Walkable Development Is on the Rise in Michigan
As the cradle of the car industry, Michigan built out its cities and suburbs exclusively for the automobile after WWII with a fervor that few other states could match.
Today the pendulum of public preference is swinging back toward walkability, but much of Michigan’s housing stock is stuck in the old model. Just 8 percent of homes in the state’s seven principal metro areas are in walkable places, and just 4 percent of homes built since 1960. Meanwhile, Michigan also leads the country in job sprawl, with 77 percent of Detroit-area jobs located more than 10 miles from downtown.
These patterns aren’t going to last forever, though.
A new analysis of walkable development in Michigan by Chris Leinberger and Patrick Lynch of the George Washington University School of Business (in conjunction with Smart Growth America and its real estate developer caucus, LOCUS) shows that things are changing [PDF]. In the 1990s, only 6 percent of new income property development occurred in walkable urban areas. Now, that number is 22 percent.

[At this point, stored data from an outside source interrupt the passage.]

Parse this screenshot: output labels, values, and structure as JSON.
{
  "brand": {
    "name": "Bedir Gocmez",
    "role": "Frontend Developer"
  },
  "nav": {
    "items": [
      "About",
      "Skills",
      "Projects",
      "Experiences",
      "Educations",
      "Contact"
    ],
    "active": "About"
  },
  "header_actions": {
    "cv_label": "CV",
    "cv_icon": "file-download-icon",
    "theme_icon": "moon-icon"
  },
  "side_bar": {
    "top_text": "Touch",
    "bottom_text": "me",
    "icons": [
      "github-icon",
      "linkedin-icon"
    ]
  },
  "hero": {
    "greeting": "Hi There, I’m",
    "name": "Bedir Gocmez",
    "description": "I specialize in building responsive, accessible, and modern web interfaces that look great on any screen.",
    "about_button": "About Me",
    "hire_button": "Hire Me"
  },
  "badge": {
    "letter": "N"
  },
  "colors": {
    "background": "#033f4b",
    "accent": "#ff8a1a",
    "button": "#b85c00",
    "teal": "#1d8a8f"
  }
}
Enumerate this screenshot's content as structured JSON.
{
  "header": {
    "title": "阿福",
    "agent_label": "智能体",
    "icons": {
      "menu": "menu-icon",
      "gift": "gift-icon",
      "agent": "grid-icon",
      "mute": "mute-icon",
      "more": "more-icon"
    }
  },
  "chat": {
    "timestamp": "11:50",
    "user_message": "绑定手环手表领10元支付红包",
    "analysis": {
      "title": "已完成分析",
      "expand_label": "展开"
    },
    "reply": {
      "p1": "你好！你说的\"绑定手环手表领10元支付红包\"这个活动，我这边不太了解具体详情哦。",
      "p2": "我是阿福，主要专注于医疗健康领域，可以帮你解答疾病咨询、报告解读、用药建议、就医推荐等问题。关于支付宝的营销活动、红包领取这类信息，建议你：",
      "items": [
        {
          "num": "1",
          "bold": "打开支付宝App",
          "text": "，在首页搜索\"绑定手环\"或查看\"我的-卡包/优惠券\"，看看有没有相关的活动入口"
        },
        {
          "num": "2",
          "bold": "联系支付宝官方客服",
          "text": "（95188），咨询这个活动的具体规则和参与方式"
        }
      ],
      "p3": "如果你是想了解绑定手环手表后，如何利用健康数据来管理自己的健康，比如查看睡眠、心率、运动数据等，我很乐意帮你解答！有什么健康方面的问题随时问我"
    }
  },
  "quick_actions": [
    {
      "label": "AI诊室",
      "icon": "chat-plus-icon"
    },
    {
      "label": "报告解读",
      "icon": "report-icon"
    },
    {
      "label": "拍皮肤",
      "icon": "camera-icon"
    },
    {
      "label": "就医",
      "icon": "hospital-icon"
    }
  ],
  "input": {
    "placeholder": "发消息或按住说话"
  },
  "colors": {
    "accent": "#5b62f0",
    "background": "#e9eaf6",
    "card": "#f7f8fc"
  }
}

The seven metros analyzed were Detroit-Ann Arbor, Grand Rapids-Muskegon-Holland, Lansing, Jackson, Kalamazoo-Battle Creek, Saginaw-Bay City-Midland, and Flint.
Apartments in Michigan’s walkable urban areas rent for 28 percent more than in driveable suburban areas. The premium on walkability is greater for home prices, which are 56 percent higher in those walkable urban places.
The data doesn’t show as much pent-up demand for walkability in the commercial and office sector, which indicates that the job sprawl that forces people into long commutes may not be ebbing. Walkable office space rents for just 2 percent more than in driveable places.
These premiums aren’t as great as in other metro areas Leinberger has studied — including Washington, DC; Atlanta; and Boston — but are higher than many would have expected for Michigan. After all, it’s not on the coast, and it’s not a magnet for young, single “creative class” professionals. But in Michigan metros ranging from affluent college towns to depressed industrial areas, walkable development is on the rise.